Le bailleur entend préciser au contraire que l'article 134 de la loi ELAN n°2018-1021 du 23 novembre 2018 a supprimé le formalisme de l'article 22-1 de la loi du 6 juillet 1989 pour les contrats conclus depuis le 25 novembre 2018. Il ajoute que M. [I] [L] a versé spontanément la somme de 1 000 euros, puis a procédé au règlement des sommes auxquelles il a été condamné au titre du jugement rendu le 23 mars 2021, ce qui démontre qu'il avait parfaitement conscience de la portée de son engagement.

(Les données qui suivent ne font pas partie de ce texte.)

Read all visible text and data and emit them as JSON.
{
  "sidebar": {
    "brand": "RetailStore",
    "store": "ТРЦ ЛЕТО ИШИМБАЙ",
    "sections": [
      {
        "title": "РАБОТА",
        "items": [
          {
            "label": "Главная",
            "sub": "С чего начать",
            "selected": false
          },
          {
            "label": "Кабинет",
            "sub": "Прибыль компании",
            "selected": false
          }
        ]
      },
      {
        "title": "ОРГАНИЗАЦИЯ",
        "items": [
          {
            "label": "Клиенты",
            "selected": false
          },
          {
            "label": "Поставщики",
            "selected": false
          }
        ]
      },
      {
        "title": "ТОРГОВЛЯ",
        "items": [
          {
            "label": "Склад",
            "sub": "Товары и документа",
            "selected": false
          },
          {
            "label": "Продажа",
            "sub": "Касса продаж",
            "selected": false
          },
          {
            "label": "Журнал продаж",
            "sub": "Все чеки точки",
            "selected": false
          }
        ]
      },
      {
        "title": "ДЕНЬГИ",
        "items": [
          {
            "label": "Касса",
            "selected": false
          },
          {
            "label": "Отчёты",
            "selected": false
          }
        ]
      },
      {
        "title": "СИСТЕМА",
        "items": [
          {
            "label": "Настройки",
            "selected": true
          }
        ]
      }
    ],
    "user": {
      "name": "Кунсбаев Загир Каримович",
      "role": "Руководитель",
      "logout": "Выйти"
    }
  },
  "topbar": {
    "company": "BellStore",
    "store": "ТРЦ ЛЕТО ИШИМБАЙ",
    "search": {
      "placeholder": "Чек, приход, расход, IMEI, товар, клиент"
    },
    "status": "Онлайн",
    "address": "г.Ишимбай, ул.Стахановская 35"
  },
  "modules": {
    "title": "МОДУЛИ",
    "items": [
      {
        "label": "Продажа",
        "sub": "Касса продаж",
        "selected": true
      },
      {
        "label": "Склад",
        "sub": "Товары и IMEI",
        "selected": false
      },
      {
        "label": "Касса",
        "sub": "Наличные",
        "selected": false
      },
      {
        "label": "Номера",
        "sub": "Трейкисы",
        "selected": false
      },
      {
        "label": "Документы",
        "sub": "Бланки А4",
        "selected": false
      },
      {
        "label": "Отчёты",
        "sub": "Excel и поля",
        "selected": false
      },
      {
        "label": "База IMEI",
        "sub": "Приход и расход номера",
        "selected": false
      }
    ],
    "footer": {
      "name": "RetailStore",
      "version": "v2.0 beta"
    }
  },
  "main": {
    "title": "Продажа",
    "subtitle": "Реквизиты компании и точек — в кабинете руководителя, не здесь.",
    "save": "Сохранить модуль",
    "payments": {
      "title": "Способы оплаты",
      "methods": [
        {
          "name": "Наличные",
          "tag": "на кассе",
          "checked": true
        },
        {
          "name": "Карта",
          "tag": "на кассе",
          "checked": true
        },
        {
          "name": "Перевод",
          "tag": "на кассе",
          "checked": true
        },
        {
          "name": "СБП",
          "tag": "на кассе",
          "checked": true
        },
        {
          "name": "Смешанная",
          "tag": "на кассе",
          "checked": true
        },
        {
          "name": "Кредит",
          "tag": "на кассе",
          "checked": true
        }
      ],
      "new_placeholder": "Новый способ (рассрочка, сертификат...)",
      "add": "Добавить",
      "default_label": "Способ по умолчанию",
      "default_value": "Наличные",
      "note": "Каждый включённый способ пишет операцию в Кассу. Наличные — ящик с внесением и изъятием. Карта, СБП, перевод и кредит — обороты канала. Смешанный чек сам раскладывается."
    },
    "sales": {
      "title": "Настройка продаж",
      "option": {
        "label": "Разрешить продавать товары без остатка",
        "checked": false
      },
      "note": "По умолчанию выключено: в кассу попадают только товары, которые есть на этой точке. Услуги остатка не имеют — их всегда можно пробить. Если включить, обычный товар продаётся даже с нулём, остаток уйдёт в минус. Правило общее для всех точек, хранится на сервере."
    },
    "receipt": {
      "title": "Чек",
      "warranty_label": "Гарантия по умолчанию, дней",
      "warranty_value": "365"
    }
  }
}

Le formalisme du cautionnement et les conditions de résiliation du cautionnement à durée indéterminée sont précisées par l' article 22-1 de la loi n° 89-462 du 6 juillet 1989 qui a été modifié de façon substantielle par la loi n° 2018-1021 du 23 novembre 2018 (JO 24 nov.) portant évolution du logement, de l'aménagement et du numérique, dite loi « ÉLAN » et le formalisme qui imposait la reproduction de mentions manuscrites dans l'acte de cautionnement destinées à informer le tiers garant ont disparu avec la loi « ÉLAN ». La loi « ÉLAN » du 23 novembre 2018 a donc supprimé les mentions manuscrites prévues par l'article 22-1 de la loi de 1989.
Depuis le 25 novembre 2018, les mentions manuscrites sont remplacées par une formule pré-imprimée sur l'acte, signé par le tiers garant.
L' ordonnance n° 2021-1192 du 15 septembre 2021 portant réforme du droit des sûretés qui a à nouveau modifié le formalisme du cautionnement, n'est pas applicable à la présente espèce.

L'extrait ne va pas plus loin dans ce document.